The neglect of physical comorbidity in patients with severe mental disorders is in part due to long-standing separation of psychiatry from other branches of medicine and also to the lack of attention to comorbidity during the undergraduate and postgraduate training of psychiatrists and other medical specialists [65,66,67,68]. For a long time, the prevalence of comorbidity has been underestimated by health care professionals and—on the other hand—patients have been reluctant to speak to psychiatrists about their physical health problems. Recently, professional associations such as the Royal College of Psychiatrists, the Royal College of Practitioners, the European Psychiatric Association (EPA) and the World Psychiatric Association (WPA) as well as the World Health Organization (WHO) invited national bodies regulating education of healthcare professionals to include the management of physical health of people with severe mental disorders in undergraduate and postgraduate educational programs [69,70,71]. A revision of educational requirements for healthcare professionals to improve their training curricula has also been proposed in order to adequately prepare the young generation of professionals to manage physical comorbidities in patients with severe mental disorders.
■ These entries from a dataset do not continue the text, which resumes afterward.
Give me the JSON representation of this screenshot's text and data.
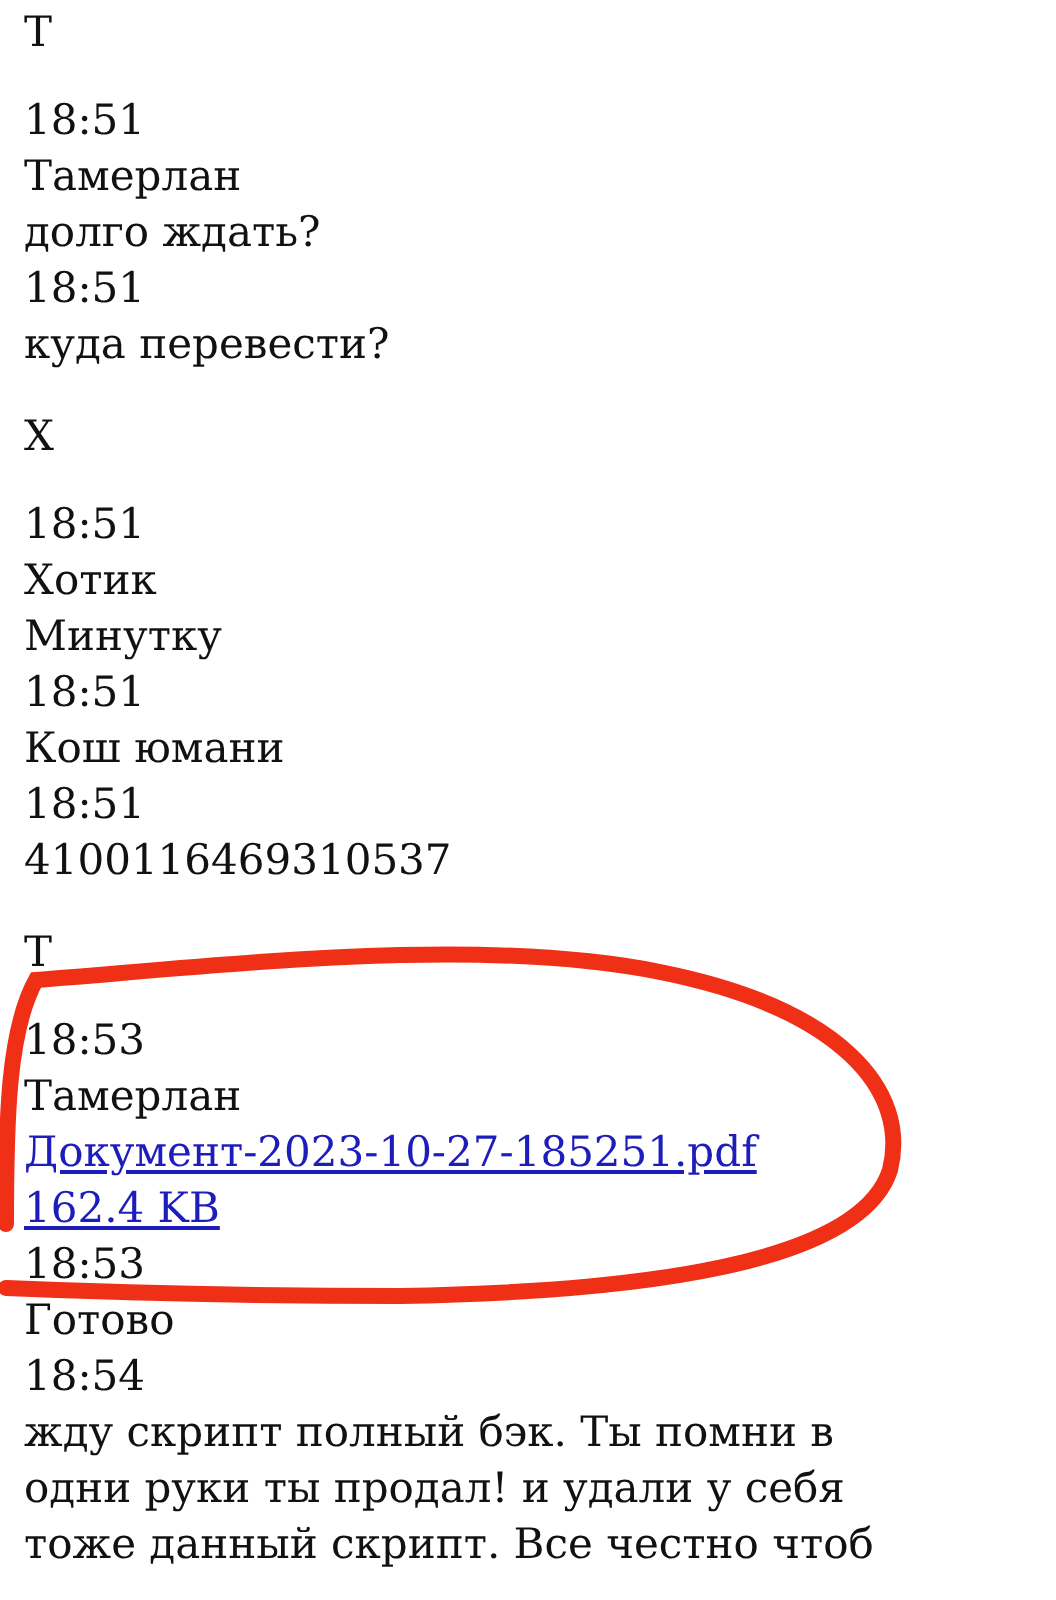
{
  "groups": [
    {
      "initial": "Т",
      "lines": [
        {
          "kind": "time",
          "text": "18:51"
        },
        {
          "kind": "author",
          "text": "Тамерлан"
        },
        {
          "kind": "text",
          "text": "долго ждать?"
        },
        {
          "kind": "time",
          "text": "18:51"
        },
        {
          "kind": "text",
          "text": "куда перевести?"
        }
      ]
    },
    {
      "initial": "Х",
      "lines": [
        {
          "kind": "time",
          "text": "18:51"
        },
        {
          "kind": "author",
          "text": "Хотик"
        },
        {
          "kind": "text",
          "text": "Минутку"
        },
        {
          "kind": "time",
          "text": "18:51"
        },
        {
          "kind": "text",
          "text": "Кош юмани"
        },
        {
          "kind": "time",
          "text": "18:51"
        },
        {
          "kind": "text",
          "text": "4100116469310537"
        }
      ]
    },
    {
      "initial": "Т",
      "lines": [
        {
          "kind": "time",
          "text": "18:53"
        },
        {
          "kind": "author",
          "text": "Тамерлан"
        },
        {
          "kind": "file",
          "text": "Документ-2023-10-27-185251.pdf"
        },
        {
          "kind": "file",
          "text": "162.4 KB"
        },
        {
          "kind": "time",
          "text": "18:53"
        },
        {
          "kind": "text",
          "text": "Готово"
        },
        {
          "kind": "time",
          "text": "18:54"
        },
        {
          "kind": "text",
          "text": "жду скрипт полный бэк. Ты помни в одни руки ты продал! и удали у себя тоже данный скрипт. Все честно чтоб"
        }
      ]
    }
  ],
  "annotation": {
    "kind": "ellipse"
  }
}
In particular, the WPA, the world’s largest professional association of psychiatrists and mental health professionals [72, 73], has recently established a WPA Working Group on Physical Comorbidities [74, 75], so to promote attention to management of physical comorbidities in people with severe mental disorders, to update training materials available on the educational portal of the Association [76], to organize webinars and seminars with international experts in the field [77,78,79] and to promote the dissemination of good clinical practice for improving physical health in patients with severe mental disorders [80,81,82,83].

Conclusion

The WHO has recently developed international guidelines on how to improve physical health in people with severe mental disorders [84]. According to the WHO, the premature mortality is a complex phenomenon resulting by the interaction of several protective and risk factors; therefore, a multilevel approach is needed, in which the different stakeholders involved in health care provision establish workforces for the long-term management of physical and mental health conditions [85,86,87]. The different stakeholders would include policy-makers, psychiatrists, other medical specialists, users, and carers of people with mental disorders [88]. The actions to be implemented include control of risk factors, scaling up management in primary health care, and development of national policies. At the level of scaling up management of primary health care, the education of clinicians, general practitioners and early career psychiatrists represent an essential element to really challenge the “scandal of premature mortality” in people with mental disorders [89, 90].